Icehouse Pond is a short universally accessible trail that leads to a remote and beautiful pond in the Moose River Plains Wild Forest Area

Icehouse Pond
0.4 miles (0.8 miles round trip)
Moose River Plains Wild Forest
Morehouse, Hamilton County
Hiking, Snowshoeing
Level of Difficulty: Easy, universally accessible


Icehouse Pond is a Universally Accessible Pond in the Moose River Plains

The trail to Icehouse Pond is a specially designed universally accessible trail off of the Indian Lake to Limekiln Lake Road, between Indian Lake and Inlet, deep within the Moose River Plains Wild Forest. Icehouse Pond is one of several ponds accessible from the roads within the Moose River Plains.

The 0.4-mile trail to Icehouse Pond is surfaced with gravel to make it highly accessible. The trail winds through a heavy lowland understory. The pond is beautiful as well as a favored trout fishing location and occasional moose haunt. The pond itself is small and relatively circular. There is a small beach area for launching canoes or kayaks.


The short distance and flat trail make this hike more accessible to people with varied ability levels than other more strenuous Adirondack hikes. Nearby Helldiver Pond may provide a better experience for hikers using wheelchairs or walkers due to the even and hardpacked soil of the trail surface compared to Icehouse Pond’s gravel surface and longer distance.

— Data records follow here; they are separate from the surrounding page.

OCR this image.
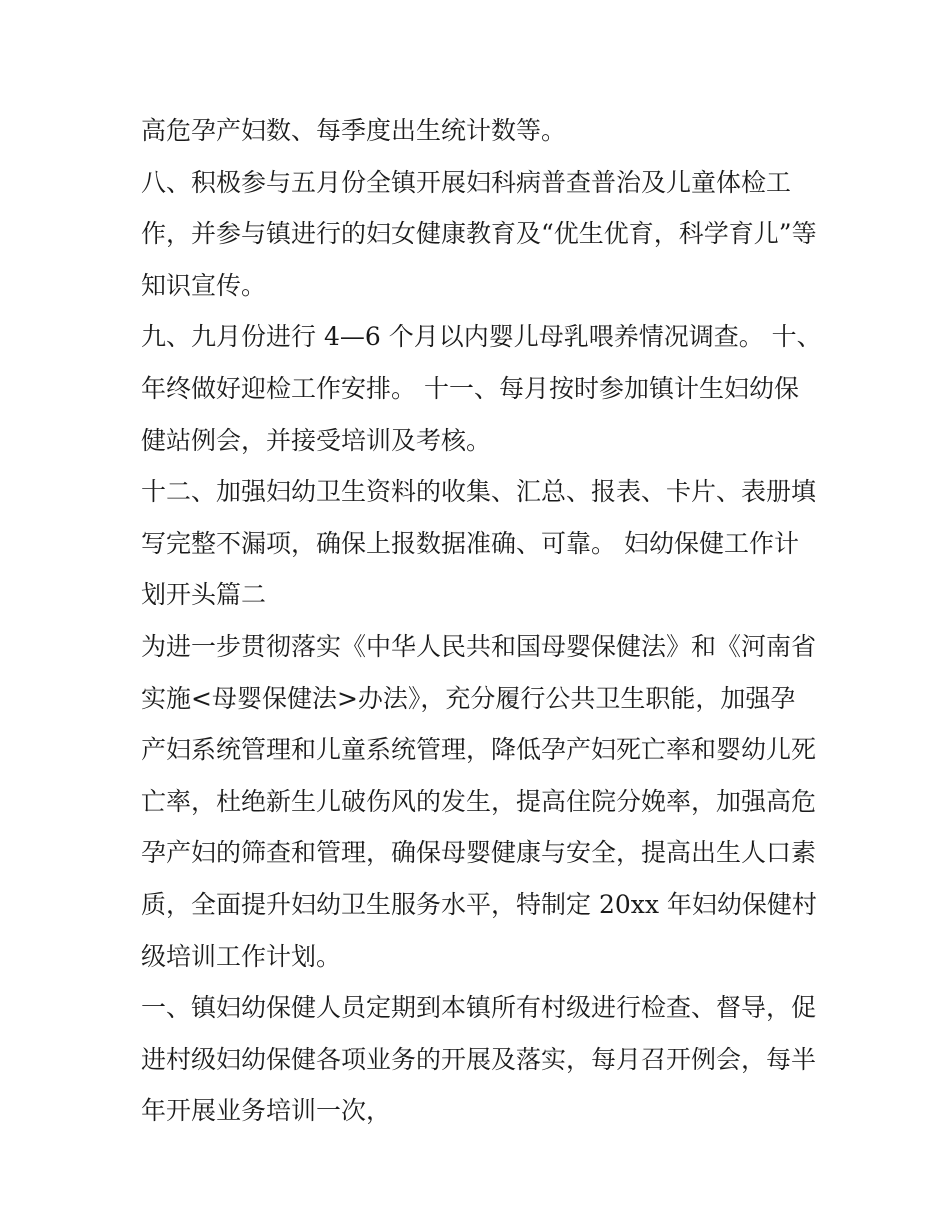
高危孕产妇数、每季度出生统计数等。

八、积极参与五月份全镇开展妇科病普查普治及儿童体检工
作，并参与镇进行的妇女健康教育及“优生优育，科学育儿”等
知识宣传。

九、九月份进行 4—6 个月以内婴儿母乳喂养情况调查。 十、
年终做好迎检工作安排。 十一、每月按时参加镇计生妇幼保
健站例会，并接受培训及考核。

十二、加强妇幼卫生资料的收集、汇总、报表、卡片、表册填
写完整不漏项，确保上报数据准确、可靠。 妇幼保健工作计
划开头篇二

为进一步贯彻落实《中华人民共和国母婴保健法》和《河南省
实施<母婴保健法>办法》，充分履行公共卫生职能，加强孕
产妇系统管理和儿童系统管理，降低孕产妇死亡率和婴幼儿死
亡率，杜绝新生儿破伤风的发生，提高住院分娩率，加强高危
孕产妇的筛查和管理，确保母婴健康与安全，提高出生人口素
质，全面提升妇幼卫生服务水平，特制定 20xx 年妇幼保健村
级培训工作计划。

一、镇妇幼保健人员定期到本镇所有村级进行检查、督导，促
进村级妇幼保健各项业务的开展及落实，每月召开例会，每半
年开展业务培训一次，
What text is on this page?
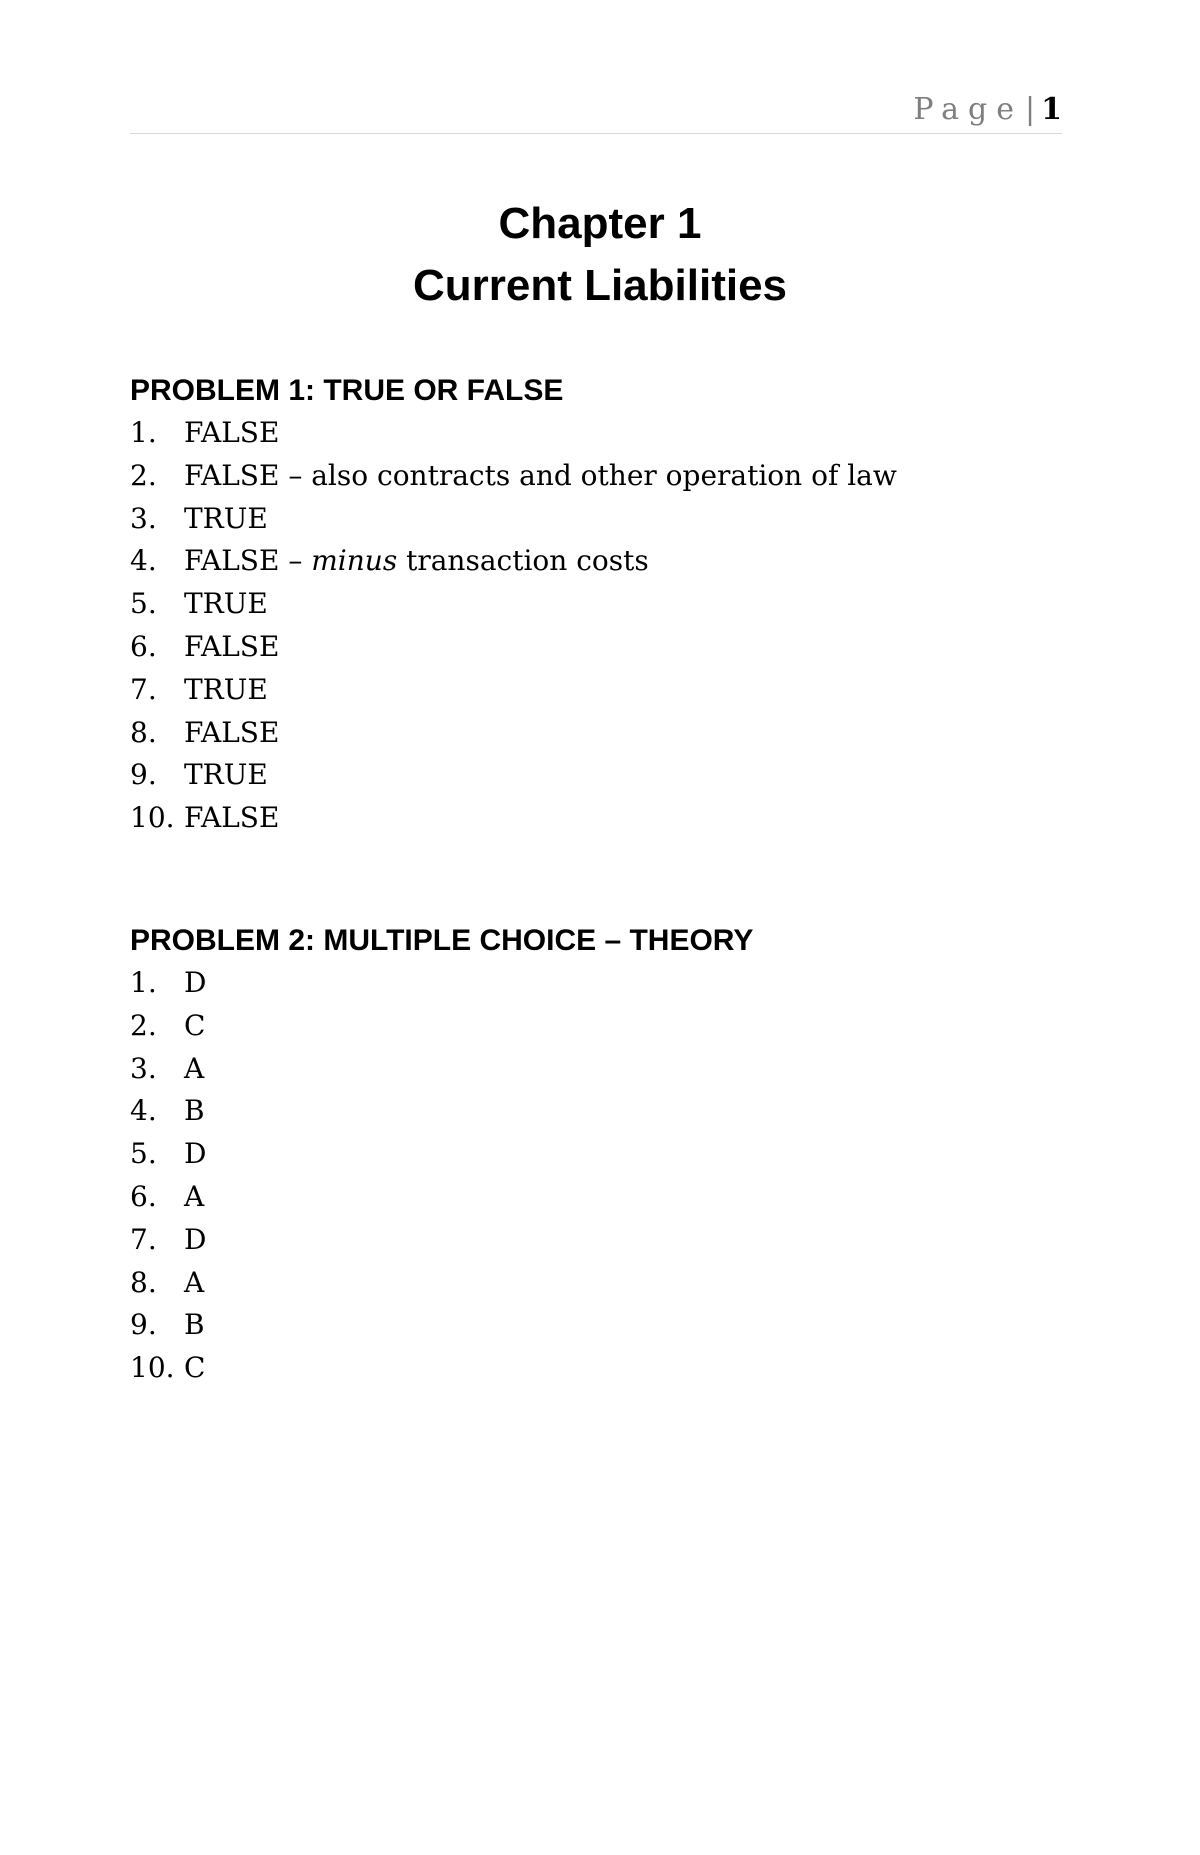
Page| 1
Chapter 1
Current Liabilities
PROBLEM 1: TRUE OR FALSE
1. FALSE
2. FALSE – also contracts and other operation of law
3. TRUE
4. FALSE – minus transaction costs
5. TRUE
6. FALSE
7. TRUE
8. FALSE
9. TRUE
10. FALSE
PROBLEM 2: MULTIPLE CHOICE – THEORY
1. D
2. C
3. A
4. B
5. D
6. A
7. D
8. A
9. B
10. C
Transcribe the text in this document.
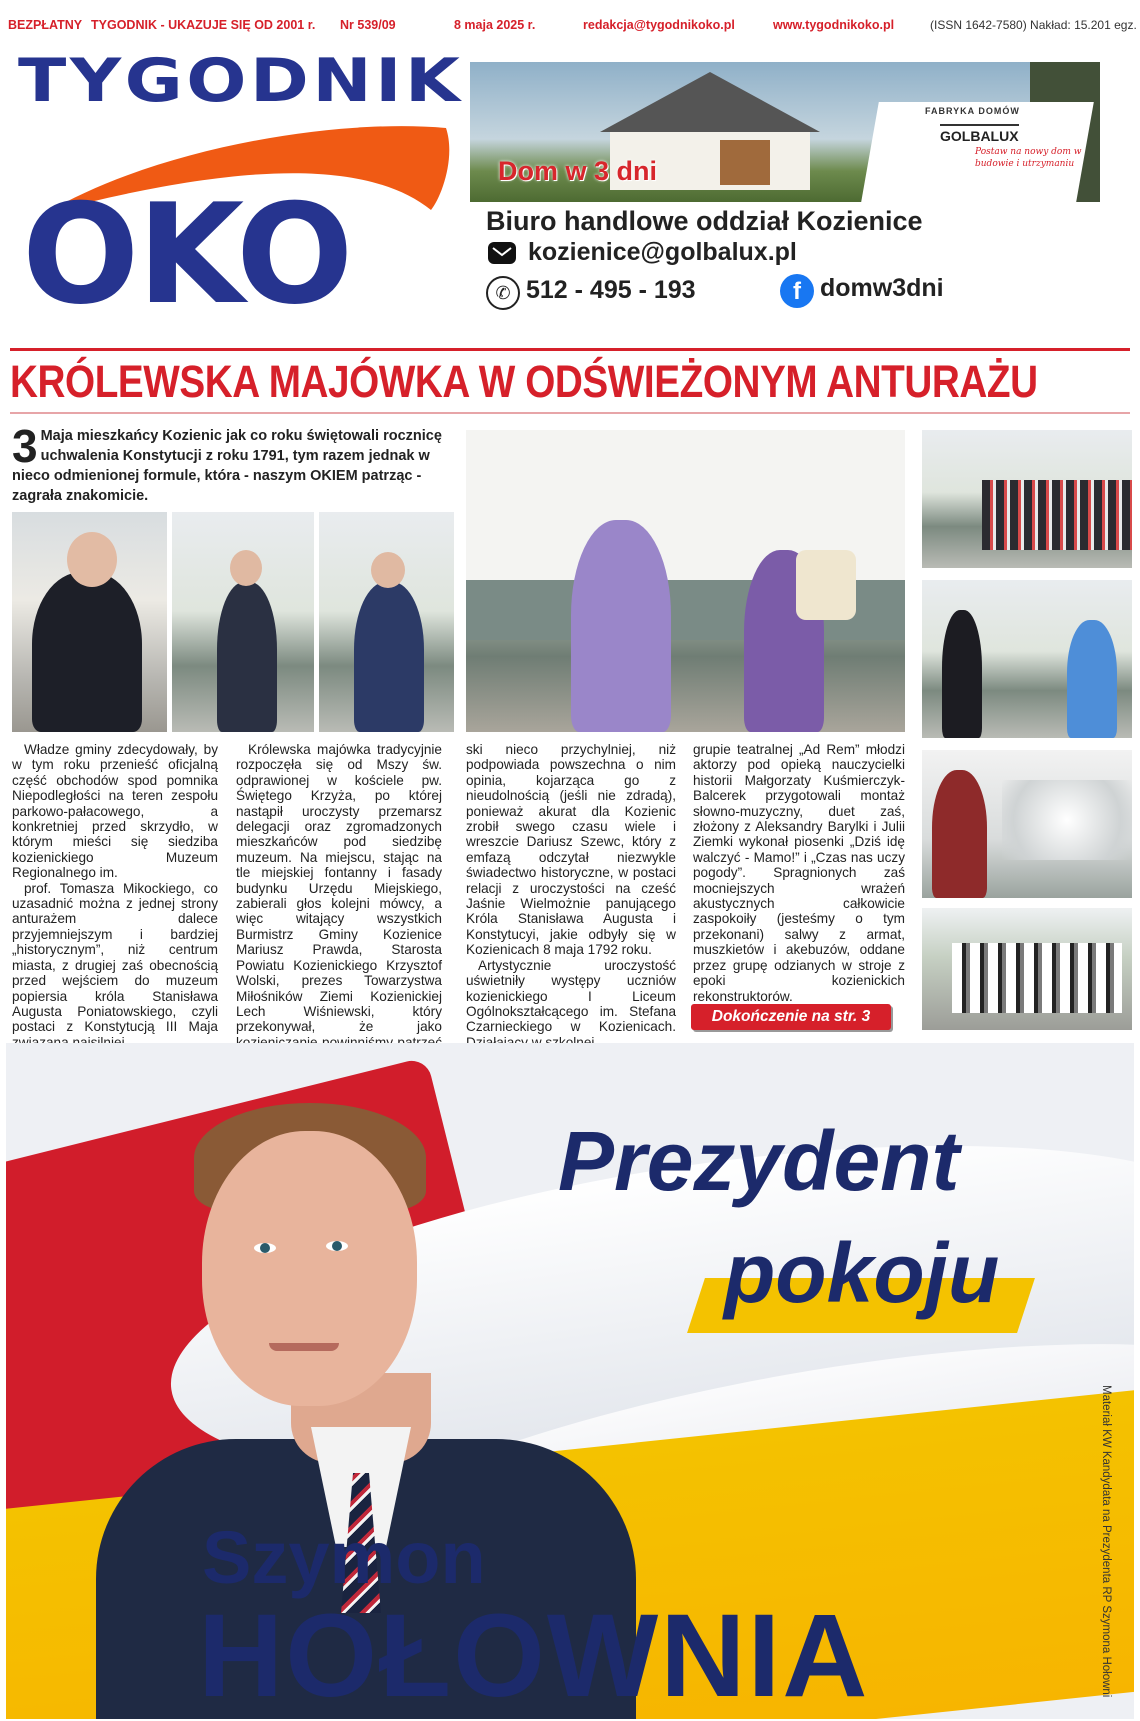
BEZPŁATNY TYGODNIK - UKAZUJE SIĘ OD 2001 r. Nr 539/09	8 maja 2025 r.	redakcja@tygodnikoko.pl	www.tygodnikoko.pl	(ISSN 1642-7580) Nakład: 15.201 egz.
TYGODNIK
OKO
FABRYKA DOMÓW
GOLBALUX
Postaw na nowy dom w budowie i utrzymaniu
Dom w 3 dni
Biuro handlowe oddział Kozienice
kozienice@golbalux.pl
✆ 512 - 495 - 193	f domw3dni
KRÓLEWSKA MAJÓWKA W ODŚWIEŻONYM ANTURAŻU
3 Maja mieszkańcy Kozienic jak co roku świętowali rocznicę uchwalenia Konstytucji z roku 1791, tym razem jednak w nieco odmienionej formule, która - naszym OKIEM patrząc - zagrała znakomicie.

Władze gminy zdecydowały, by w tym roku przenieść oficjalną część obchodów spod pomnika Niepodległości na teren zespołu parkowo-pałacowego, a konkretniej przed skrzydło, w którym mieści się siedziba kozienickiego Muzeum Regionalnego im.

prof. Tomasza Mikockiego, co uzasadnić można z jednej strony anturażem dalece przyjemniejszym i bardziej „historycznym”, niż centrum miasta, z drugiej zaś obecnością przed wejściem do muzeum popiersia króla Stanisława Augusta Poniatowskiego, czyli postaci z Konstytucją III Maja

Królewska majówka tradycyjnie rozpoczęła się od Mszy św. odprawionej w kościele pw. Świętego Krzyża, po której nastąpił uroczysty przemarsz delegacji oraz zgromadzonych mieszkańców pod siedzibę muzeum. Na miejscu, stając na tle miejskiej fontanny i fasady budynku Urzędu Miejskiego, zabierali głos kolejni mówcy, a więc witający wszystkich Burmistrz Gminy Kozienice Mariusz Prawda, Starosta Powiatu Kozienickiego Krzysztof Wolski, prezes Towarzystwa Miłośników Ziemi Kozienickiej Lech Wiśniewski, który przekonywał, że jako

ski nieco przychylniej, niż podpowiada powszechna o nim opinia, kojarząca go z nieudolnością (jeśli nie zdradą), ponieważ akurat dla Kozienic zrobił swego czasu wiele i wreszcie Dariusz Szewc, który z emfazą odczytał niezwykle świadectwo historyczne, w postaci relacji z uroczystości na cześć Jaśnie Wielmożnie panującego Króla Stanisława Augusta i Konstytucyi, jakie odbyły się w Kozienicach 8 maja 1792 roku.

Artystycznie uroczystość uświetniły występy uczniów kozienickiego I Liceum Ogólnokształcącego im. Stefana Czarnieckiego w Kozienicach.

grupie teatralnej „Ad Rem” młodzi aktorzy pod opieką nauczycielki historii Małgorzaty Kuśmierczyk-Balcerek przygotowali montaż słowno-muzyczny, duet zaś, złożony z Aleksandry Barylki i Julii Ziemki wykonał piosenki „Dziś idę walczyć - Mamo!” i „Czas nas uczy pogody”. Spragnionych zaś mocniejszych wrażeń akustycznych całkowicie zaspokoiły (jesteśmy o tym przekonani) salwy z armat, muszkietów i akebuzów, oddane przez grupę odzianych w stroje z epoki kozienickich rekonstruktorów.

Dokończenie na str. 3
Prezydent
pokoju
Szymon
HOŁOWNIA	Materiał KW Kandydata na Prezydenta RP Szymona Hołowni
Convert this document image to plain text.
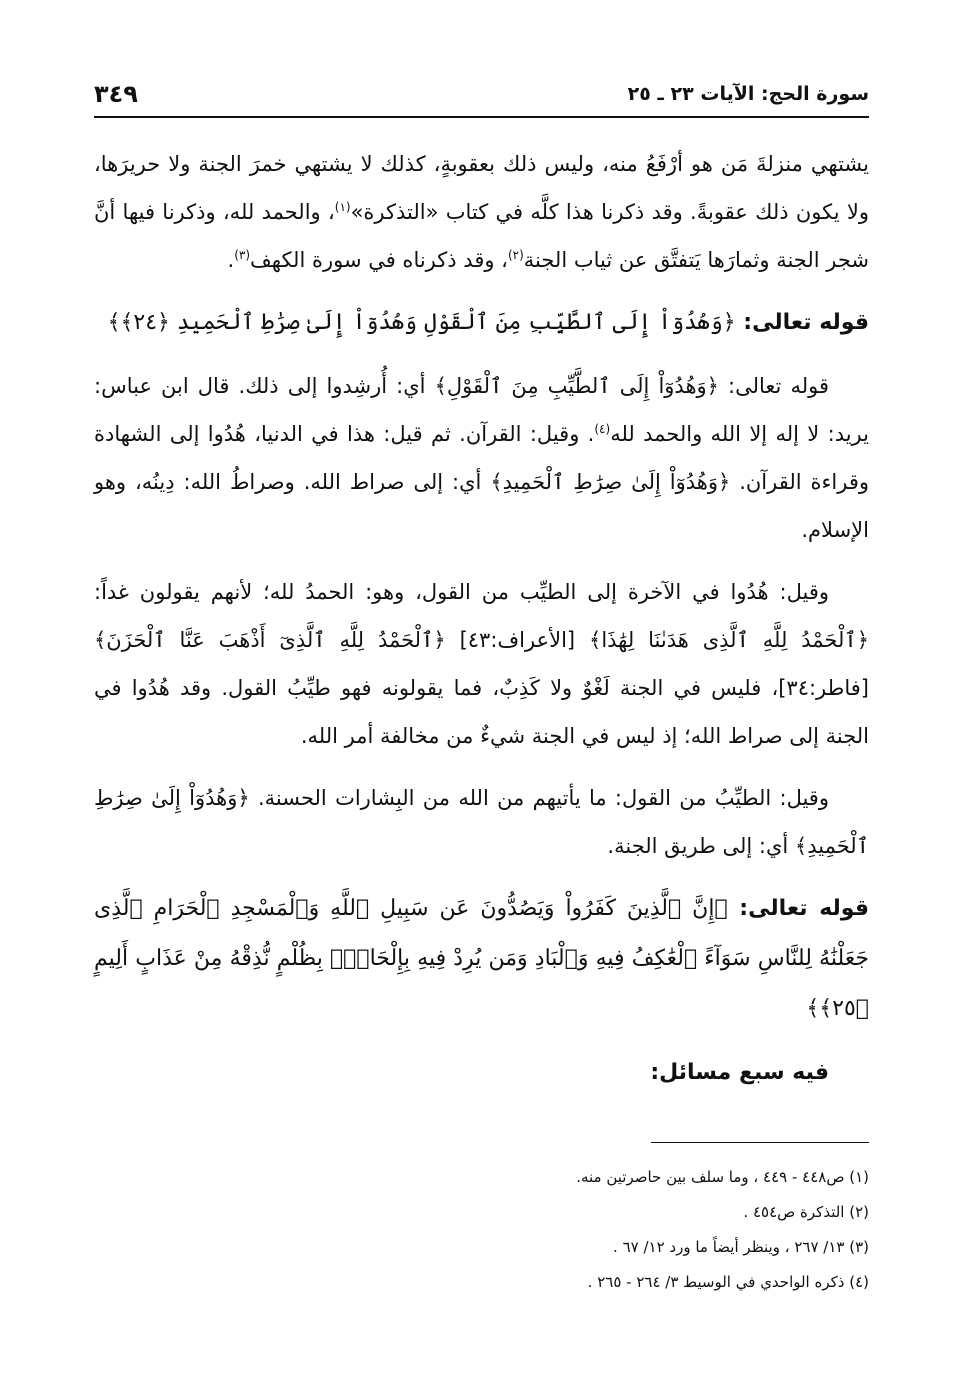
سورة الحج: الآيات ٢٣ ـ ٢٥
٣٤٩

يشتهي منزلةَ مَن هو أرْفَعُ منه، وليس ذلك بعقوبةٍ، كذلك لا يشتهي خمرَ الجنة ولا حريرَها، ولا يكون ذلك عقوبةً. وقد ذكرنا هذا كلَّه في كتاب «التذكرة»$^{(١)}$، والحمد لله، وذكرنا فيها أنَّ شجر الجنة وثمارَها يَتفتَّق عن ثياب الجنة$^{(٢)}$، وقد ذكرناه في سورة الكهف$^{(٣)}$.

قوله تعالى: ﴿وَهُدُوٓاْ إِلَى ٱلطَّيِّبِ مِنَ ٱلْقَوْلِ وَهُدُوٓاْ إِلَىٰ صِرَٰطِ ٱلْحَمِيدِ ﴿٢٤﴾﴾

قوله تعالى: ﴿وَهُدُوٓاْ إِلَى ٱلطَّيِّبِ مِنَ ٱلْقَوْلِ﴾ أي: أُرشِدوا إلى ذلك. قال ابن عباس: يريد: لا إله إلا الله والحمد لله$^{(٤)}$. وقيل: القرآن. ثم قيل: هذا في الدنيا، هُدُوا إلى الشهادة وقراءة القرآن. ﴿وَهُدُوٓاْ إِلَىٰ صِرَٰطِ ٱلْحَمِيدِ﴾ أي: إلى صراط الله. وصراطُ الله: دِينُه، وهو الإسلام.

وقيل: هُدُوا في الآخرة إلى الطيِّب من القول، وهو: الحمدُ لله؛ لأنهم يقولون غداً: ﴿ٱلْحَمْدُ لِلَّهِ ٱلَّذِى هَدَىٰنَا لِهَٰذَا﴾ [الأعراف:٤٣] ﴿ٱلْحَمْدُ لِلَّهِ ٱلَّذِىٓ أَذْهَبَ عَنَّا ٱلْحَزَنَ﴾ [فاطر:٣٤]، فليس في الجنة لَغْوٌ ولا كَذِبٌ، فما يقولونه فهو طيِّبُ القول. وقد هُدُوا في الجنة إلى صراط الله؛ إذ ليس في الجنة شيءٌ من مخالفة أمر الله.

وقيل: الطيِّبُ من القول: ما يأتيهم من الله من البِشارات الحسنة. ﴿وَهُدُوٓاْ إِلَىٰ صِرَٰطِ ٱلْحَمِيدِ﴾ أي: إلى طريق الجنة.

قوله تعالى: ﴿إِنَّ ٱلَّذِينَ كَفَرُواْ وَيَصُدُّونَ عَن سَبِيلِ ٱللَّهِ وَٱلْمَسْجِدِ ٱلْحَرَامِ ٱلَّذِى جَعَلْنَٰهُ لِلنَّاسِ سَوَآءً ٱلْعَٰكِفُ فِيهِ وَٱلْبَادِ وَمَن يُرِدْ فِيهِ بِإِلْحَادٍۭ بِظُلْمٍ نُّذِقْهُ مِنْ عَذَابٍ أَلِيمٍ ﴿٢٥﴾﴾

فيه سبع مسائل:

(١) ص٤٤٨ - ٤٤٩ ، وما سلف بين حاصرتين منه.

(٢) التذكرة ص٤٥٤ .

(٣) ١٣/ ٢٦٧ ، وينظر أيضاً ما ورد ١٢/ ٦٧ .

(٤) ذكره الواحدي في الوسيط ٣/ ٢٦٤ - ٢٦٥ .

All along the Indian Lake to Limekiln Lake Road there are campsites that are available via the state’s reservation system. The Moose River Plains provides highly accessible wild experiences for people of all levels of ability.

The hike out follows the same route used to hike in.

Click here for a map and directions to Icehouse Pond.

When You Hike Make Sure to Practice “Leave No Trace” to be Prepared and to Protect the Forest Preserve

Please follow “carry in, carry out” rules for all trash and follow other Leave No Trace principles when hiking in the public Forest Preserve and other wild areas. The seven Leave No Trace principles are: 1) Plan ahead and prepare; 2) Stay on hiking trails and camp at designated areas; 3) Dispose of human waste and trash properly; 4) Leave what you find; 5) Minimize campfires; 6) Respect wildlife; 7) Respect other hikers.

Educated hikers do not damage the environment. Prepared hikers do not need search and rescue unless injured.

Winter Use: Icehouse Pond is difficult to reach during the winter.